The shares of stock represented by this certificate have not been registered under the Securities Act of 1933 or under the securities laws of any State and may not be sold or transferred except upon such registration or upon receipt by the Corporation of an opinion of counsel satisfactory to the Corporation, in form and substance satisfactory to the Corporation, that registration is not required for such sale or transfer.

             The Company may, but shall in no event be obligated to, register any securities covered hereby pursuant to the Act; and in the event any shares are so registered the Company may remove any legend on certificates representing such shares.  The Company shall not be obligated to take any other affirmative action in  order to cause the exercise of an option or the issuance of shares pursuant thereto to comply with any law or regulation of any governmental authority.

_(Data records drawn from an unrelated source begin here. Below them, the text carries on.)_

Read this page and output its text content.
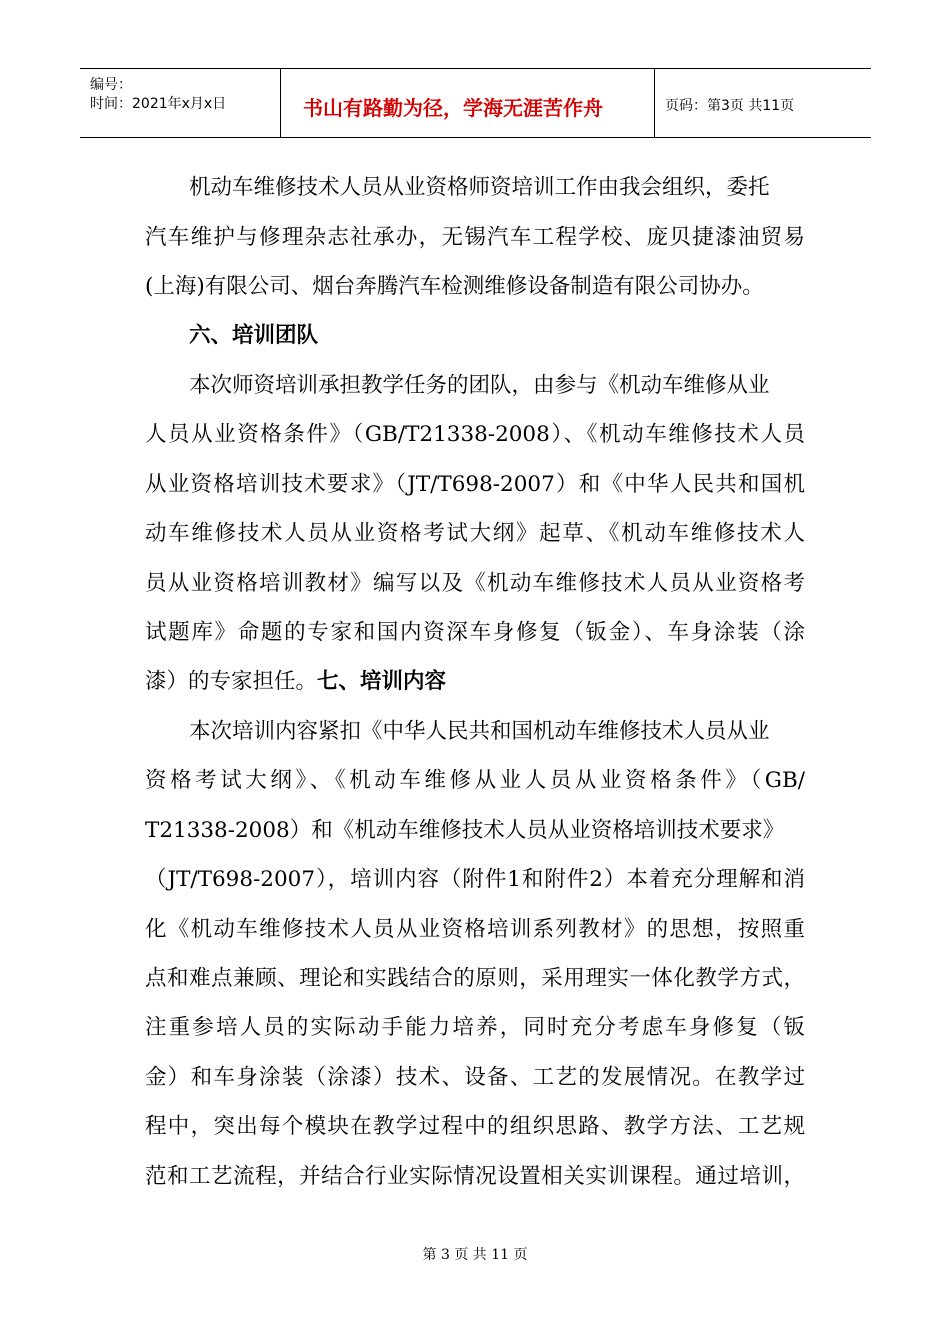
编号：
时间：2021年x月x日	书山有路勤为径，学海无涯苦作舟	页码：第3页 共11页
机动车维修技术人员从业资格师资培训工作由我会组织，委托
汽车维护与修理杂志社承办，无锡汽车工程学校、庞贝捷漆油贸易
(上海)有限公司、烟台奔腾汽车检测维修设备制造有限公司协办。
六、培训团队
本次师资培训承担教学任务的团队，由参与《机动车维修从业
人员从业资格条件》（GB/T21338-2008）、《机动车维修技术人员
从业资格培训技术要求》（JT/T698-2007）和《中华人民共和国机
动车维修技术人员从业资格考试大纲》起草、《机动车维修技术人
员从业资格培训教材》编写以及《机动车维修技术人员从业资格考
试题库》命题的专家和国内资深车身修复（钣金）、车身涂装（涂
漆）的专家担任。七、培训内容
本次培训内容紧扣《中华人民共和国机动车维修技术人员从业
资格考试大纲》、《机动车维修从业人员从业资格条件》（GB/
T21338-2008）和《机动车维修技术人员从业资格培训技术要求》
（JT/T698-2007），培训内容（附件1和附件2）本着充分理解和消
化《机动车维修技术人员从业资格培训系列教材》的思想，按照重
点和难点兼顾、理论和实践结合的原则，采用理实一体化教学方式，
注重参培人员的实际动手能力培养，同时充分考虑车身修复（钣
金）和车身涂装（涂漆）技术、设备、工艺的发展情况。在教学过
程中，突出每个模块在教学过程中的组织思路、教学方法、工艺规
范和工艺流程，并结合行业实际情况设置相关实训课程。通过培训，
第 3 页 共 11 页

             9.3 Employment Obligation.  The granting of any option shall not impose upon the Company (or any parent or subsidiary of the Company) any obligation to employ or continue to employ any optionee; and the right of the Company (or any such parent or subsidiary) to terminate the employment of any officer or other employee shall not be diminished or affected by reason of the fact that an option has been granted to him/her.

             9.4 Withholding Tax.  Whenever under the Plan shares of Common Stock are to be delivered upon exercise of an option, the Company shall be entitled to require as a condition of delivery that the optionee remit an amount sufficient to satisfy all federal, state and other governmental withholding tax requirements related thereto.

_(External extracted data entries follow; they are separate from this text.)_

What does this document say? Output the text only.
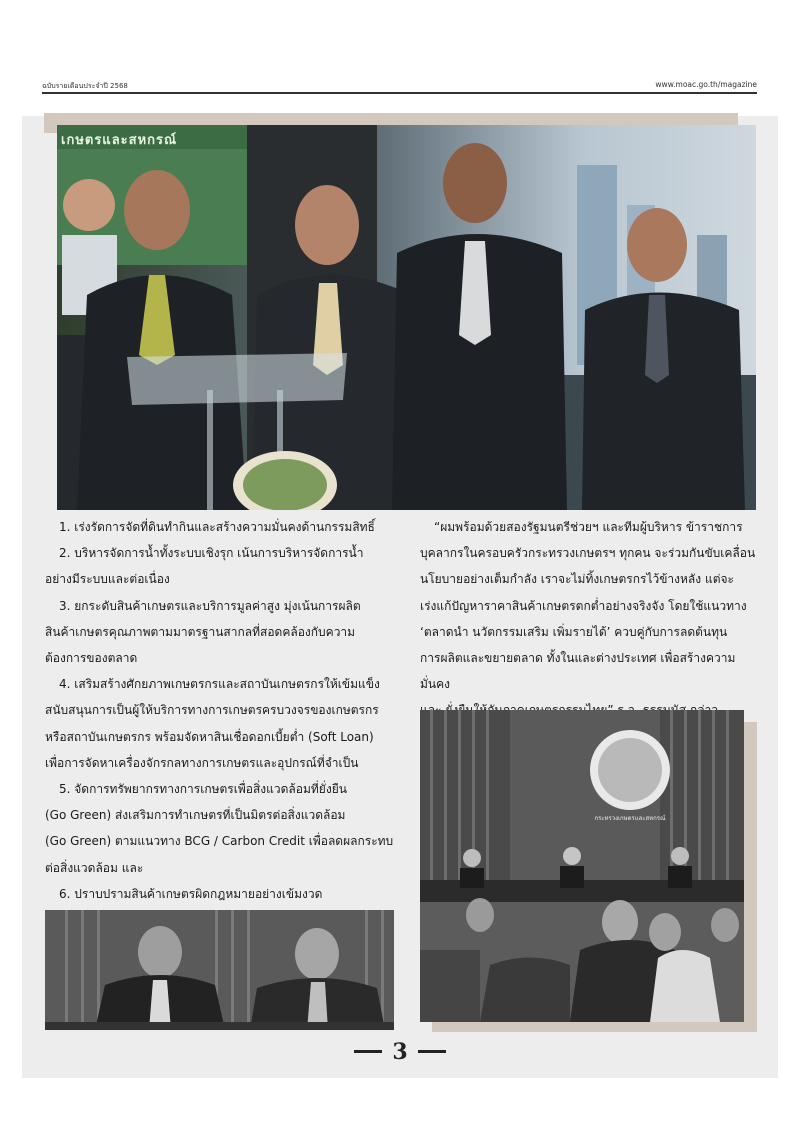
ฉบับรายเดือนประจำปี 2568	www.moac.go.th/magazine
เกษตรและสหกรณ์

1. เร่งรัดการจัดที่ดินทำกินและสร้างความมั่นคงด้านกรรมสิทธิ์

2. บริหารจัดการน้ำทั้งระบบเชิงรุก เน้นการบริหารจัดการน้ำ

อย่างมีระบบและต่อเนื่อง

3. ยกระดับสินค้าเกษตรและบริการมูลค่าสูง มุ่งเน้นการผลิต

สินค้าเกษตรคุณภาพตามมาตรฐานสากลที่สอดคล้องกับความ

ต้องการของตลาด

4. เสริมสร้างศักยภาพเกษตรกรและสถาบันเกษตรกรให้เข้มแข็ง

สนับสนุนการเป็นผู้ให้บริการทางการเกษตรครบวงจรของเกษตรกร

หรือสถาบันเกษตรกร พร้อมจัดหาสินเชื่อดอกเบี้ยต่ำ (Soft Loan)

เพื่อการจัดหาเครื่องจักรกลทางการเกษตรและอุปกรณ์ที่จำเป็น

5. จัดการทรัพยากรทางการเกษตรเพื่อสิ่งแวดล้อมที่ยั่งยืน

(Go Green) ส่งเสริมการทำเกษตรที่เป็นมิตรต่อสิ่งแวดล้อม

(Go Green) ตามแนวทาง BCG / Carbon Credit เพื่อลดผลกระทบ

ต่อสิ่งแวดล้อม และ

6. ปราบปรามสินค้าเกษตรผิดกฎหมายอย่างเข้มงวด

“ผมพร้อมด้วยสองรัฐมนตรีช่วยฯ และทีมผู้บริหาร ข้าราชการ

บุคลากรในครอบครัวกระทรวงเกษตรฯ ทุกคน จะร่วมกันขับเคลื่อน

นโยบายอย่างเต็มกำลัง เราจะไม่ทิ้งเกษตรกรไว้ข้างหลัง แต่จะ

เร่งแก้ปัญหาราคาสินค้าเกษตรตกต่ำอย่างจริงจัง โดยใช้แนวทาง

‘ตลาดนำ นวัตกรรมเสริม เพิ่มรายได้’ ควบคู่กับการลดต้นทุน

การผลิตและขยายตลาด ทั้งในและต่างประเทศ เพื่อสร้างความมั่นคง

กระทรวงเกษตรและสหกรณ์
3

Section 10. Amendment or Termination of the Plan

             The Board of Directors may modify, revise or terminate this Plan at any time and from time to time, except that (i) the class of persons eligible to receive options and the aggregate number of shares issuable pursuant to this Plan shall not be changed or increased, other than by operation of Section 8 hereof, without the consent of the stockholders of the Company, other than to comport with changes in the Code, the Employee Retirement Income Security Act, or the rules thereunder.

Section 11. Nonexclusivity of the Plan

             Neither the adoption of the Plan by the Board of Directors nor the submission of the Plan to the stockholders of the Company for approval shall be construed as creating any limitations on the power of the Board of Directors to adopt such other incentive arrangements as it may deem desirable, including, without  limitation, the granting of stock options otherwise than under the Plan, and such arrangements may be either applicable generally or only in specific cases.

Section 12. Effective Date and Duration of the Plan

             The Plan shall become effective upon its adoption by the Board of Directors, provided that the stockholders of the Company shall have approved the Plan within twelve months prior to or following the adoption of the Plan by the Board.  No option may be granted under the Plan after the tenth anniversary of the effective date.  The Plan shall terminate (i) when the total amount of Common Stock with respect to which options may be granted shall have been issued upon the exercise of options or (ii) by action of the Board of Directors pursuant to Section 10 hereof, whichever shall first occur.